Chris wasn't certain Simmons had told them everything, but it was a start. "Take him back to the clearing," he told Lee. "Keep him where we'll all have a clear shot, but I don't want him anywhere near Nate or the kid." Without warning, he grabbed Simmons by the collar. He kept his voice low, "You try anything- and I do me anything, and I won't hesitate. Don't count on anyone else holding back either." He shoved the hired gun back into the tree.
Trusting that Lee could handle the prisoner, he stalked back to the others.
They were still where he'd left them. Ezra and Nathan had moved a bit, but that was about it. It almost amused Chris to see the tenderness with which the gambler tended the healer. Almost. The circumstance behind it, though, were anything but humorous.
Josiah was dividing his attention between Buck's all too still form and JD. The kid had apparently come to while he was gone and was giving the Preacher a hard time.
The only thing missing was Vin. *Damnit Cowboy, you'd better be watching your back,* Chris silently admonished the missing tracker. If the others weren't so vulnerable...
He was still trying to figure out how he'd come to be responsible for such a motley group, as he dropped to his knees next to Buck. Josiah looked up questioningly.
"He didn't know very much. How soon can they be moved?" ____________________
"I'm fine," JD insisted to Josiah- who had a pretty good idea just how 'fine' JD really was. JD batted aside the preacher's hands. "Take care of Buck," he said, then turned his attention to his lack of mobility. He'd gotten all of two inches before he figured out that he wasn't going anywhere.
His ribs tugged painfully when he tried to move, black spots swam across his vision. Breathing through the pain, he tried to push himself up again. Braced for the pain, this attempt was more successful.
He was grateful that Ezra had brought Nathan closer. Even so, the short distance was almost too much. Every breath ached, and the exertion started him coughing again. He didn't struggle when someone knelt beside him, helping him reach Nathan's side.
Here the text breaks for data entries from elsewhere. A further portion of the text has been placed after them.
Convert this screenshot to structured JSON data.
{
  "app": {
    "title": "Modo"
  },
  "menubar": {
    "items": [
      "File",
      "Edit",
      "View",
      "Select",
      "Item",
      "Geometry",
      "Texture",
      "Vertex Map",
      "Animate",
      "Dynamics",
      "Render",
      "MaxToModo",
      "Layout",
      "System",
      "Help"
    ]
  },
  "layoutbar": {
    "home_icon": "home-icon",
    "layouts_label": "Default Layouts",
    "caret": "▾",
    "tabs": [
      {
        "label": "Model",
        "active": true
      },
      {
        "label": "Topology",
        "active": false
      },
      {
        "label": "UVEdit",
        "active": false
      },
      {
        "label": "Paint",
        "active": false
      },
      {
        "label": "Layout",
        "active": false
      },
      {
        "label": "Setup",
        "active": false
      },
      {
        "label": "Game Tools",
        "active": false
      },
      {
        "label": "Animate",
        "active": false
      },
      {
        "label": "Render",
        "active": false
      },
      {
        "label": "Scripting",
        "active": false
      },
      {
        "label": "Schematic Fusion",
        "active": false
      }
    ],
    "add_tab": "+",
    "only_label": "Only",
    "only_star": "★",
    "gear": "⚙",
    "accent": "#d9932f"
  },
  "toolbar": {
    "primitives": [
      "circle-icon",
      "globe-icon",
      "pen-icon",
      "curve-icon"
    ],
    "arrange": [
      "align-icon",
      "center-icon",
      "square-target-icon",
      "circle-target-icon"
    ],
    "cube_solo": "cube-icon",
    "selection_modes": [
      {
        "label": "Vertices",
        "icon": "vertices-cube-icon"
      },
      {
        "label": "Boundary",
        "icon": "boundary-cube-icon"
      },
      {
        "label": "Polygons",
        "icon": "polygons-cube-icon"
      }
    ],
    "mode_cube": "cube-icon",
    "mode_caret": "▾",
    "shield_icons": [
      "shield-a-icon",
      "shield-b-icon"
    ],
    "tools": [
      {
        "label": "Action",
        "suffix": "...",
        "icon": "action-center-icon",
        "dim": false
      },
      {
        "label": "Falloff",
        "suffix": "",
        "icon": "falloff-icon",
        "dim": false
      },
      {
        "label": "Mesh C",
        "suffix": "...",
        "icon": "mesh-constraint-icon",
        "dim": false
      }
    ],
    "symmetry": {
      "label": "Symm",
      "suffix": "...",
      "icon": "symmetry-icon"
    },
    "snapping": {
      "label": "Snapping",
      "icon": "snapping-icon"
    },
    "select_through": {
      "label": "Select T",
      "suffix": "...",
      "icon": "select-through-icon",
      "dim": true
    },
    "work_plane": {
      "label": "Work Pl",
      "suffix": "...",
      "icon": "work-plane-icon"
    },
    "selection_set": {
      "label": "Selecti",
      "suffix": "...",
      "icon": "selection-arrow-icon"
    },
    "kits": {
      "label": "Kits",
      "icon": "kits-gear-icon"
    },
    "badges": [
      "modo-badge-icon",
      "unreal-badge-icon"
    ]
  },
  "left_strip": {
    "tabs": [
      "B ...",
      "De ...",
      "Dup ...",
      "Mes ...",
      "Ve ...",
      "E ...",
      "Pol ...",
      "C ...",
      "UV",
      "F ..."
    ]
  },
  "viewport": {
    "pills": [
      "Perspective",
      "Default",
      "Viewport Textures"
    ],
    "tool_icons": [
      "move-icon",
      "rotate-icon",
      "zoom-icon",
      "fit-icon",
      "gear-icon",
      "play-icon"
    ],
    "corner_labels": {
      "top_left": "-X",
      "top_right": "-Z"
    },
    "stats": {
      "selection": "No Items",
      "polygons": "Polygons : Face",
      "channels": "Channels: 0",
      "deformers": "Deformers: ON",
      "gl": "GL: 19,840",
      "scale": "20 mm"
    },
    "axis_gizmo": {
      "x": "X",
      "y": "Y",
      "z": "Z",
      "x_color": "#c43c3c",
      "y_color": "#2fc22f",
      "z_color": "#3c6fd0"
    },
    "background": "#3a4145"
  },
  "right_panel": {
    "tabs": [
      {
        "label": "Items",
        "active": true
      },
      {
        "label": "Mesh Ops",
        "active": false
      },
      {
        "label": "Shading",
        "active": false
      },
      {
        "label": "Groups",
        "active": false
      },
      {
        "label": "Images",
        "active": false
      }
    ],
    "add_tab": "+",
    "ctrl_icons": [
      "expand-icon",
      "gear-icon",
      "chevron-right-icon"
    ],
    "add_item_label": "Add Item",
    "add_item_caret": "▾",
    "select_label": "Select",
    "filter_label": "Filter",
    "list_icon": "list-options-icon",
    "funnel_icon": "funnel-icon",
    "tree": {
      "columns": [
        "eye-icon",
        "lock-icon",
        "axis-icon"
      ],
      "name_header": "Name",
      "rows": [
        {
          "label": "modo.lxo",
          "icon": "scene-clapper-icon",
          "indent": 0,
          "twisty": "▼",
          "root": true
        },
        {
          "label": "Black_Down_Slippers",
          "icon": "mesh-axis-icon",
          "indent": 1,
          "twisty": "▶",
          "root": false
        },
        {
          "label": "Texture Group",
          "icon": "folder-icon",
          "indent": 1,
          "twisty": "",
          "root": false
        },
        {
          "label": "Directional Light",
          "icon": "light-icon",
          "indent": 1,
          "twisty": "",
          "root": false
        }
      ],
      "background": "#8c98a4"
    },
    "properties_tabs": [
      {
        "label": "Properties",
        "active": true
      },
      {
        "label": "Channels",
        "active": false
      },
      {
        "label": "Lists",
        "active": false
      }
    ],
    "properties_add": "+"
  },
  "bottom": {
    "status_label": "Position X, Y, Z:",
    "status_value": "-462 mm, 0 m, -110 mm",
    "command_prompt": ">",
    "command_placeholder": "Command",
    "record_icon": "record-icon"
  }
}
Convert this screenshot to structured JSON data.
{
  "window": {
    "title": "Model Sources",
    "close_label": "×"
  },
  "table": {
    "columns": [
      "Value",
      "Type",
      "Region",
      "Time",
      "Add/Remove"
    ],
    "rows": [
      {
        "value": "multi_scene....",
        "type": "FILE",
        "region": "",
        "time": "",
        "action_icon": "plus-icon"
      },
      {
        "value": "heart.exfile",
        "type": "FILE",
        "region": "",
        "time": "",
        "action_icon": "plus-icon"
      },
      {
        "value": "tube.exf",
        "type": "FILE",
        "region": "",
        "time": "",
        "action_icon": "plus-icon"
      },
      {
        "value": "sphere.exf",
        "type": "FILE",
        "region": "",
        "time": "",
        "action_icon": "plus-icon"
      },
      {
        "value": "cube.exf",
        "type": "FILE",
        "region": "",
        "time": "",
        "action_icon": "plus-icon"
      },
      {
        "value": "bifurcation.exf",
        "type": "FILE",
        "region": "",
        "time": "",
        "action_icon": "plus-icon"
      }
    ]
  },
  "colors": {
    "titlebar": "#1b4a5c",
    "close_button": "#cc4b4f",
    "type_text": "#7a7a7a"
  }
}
He reached out, gently touching the healer's cheek. "'sok, Nate. It's gonna be ok."
Nathan just wanted to sleep, but the crazy southerner kept trying to move him. He finally succumbed to the force, and allowed himself to be repositioned. He started to drift off, giving in to the fatigue that was so overwhelming.
A light touch on his cheek startled him awake. He looked into hazel eyes, a small smile crossing his lips. "JD," he whispered. "You look like Hell, son."
Ezra glanced up hopefully at the sound of Nathan's voice. His words reassured the southerner, who almost smiled. It quickly turned into a wince, however, as his bruised face reminded him of its displeasure. He turned calmly to Josiah, querying,"Do you think that now might be both a prudent and expedient moment to remove our charges to the inviolability of civilization...such as it is?"
He noted the other man's drawn face, and the hand rubbing his temple, and added, "Are you feeling well, Mr. Sanchez? Perhaps you had best sit down and rest whilst I take over care of Mr. Wilmington." He felt a little badly. He had almost forgotten that Josiah had been captured and mistreated along with JD and Nathan.
Josiah gazed at Ezra a moment, not quite sure what the gambler had just said. If it had been anyone else, he may have questioned that it was even English being spoken to him. His head ached bad enough that he couldn't concentrate enough to decipher the fancy words. But he got the gist of the comment. Or thought he did.
"Sure, Ezra," he said slowly. With effort, he rose to his feet, aware of the cold breeze that was picking up. The sky was beginning to darken, although it was still early afternoon. Before long it would be raining.
Methodically, the big man gathered their horses. Only four of them had tack. JD's and Nathan's horses wore halters without lead ropes. It was going to be an interesting trip home.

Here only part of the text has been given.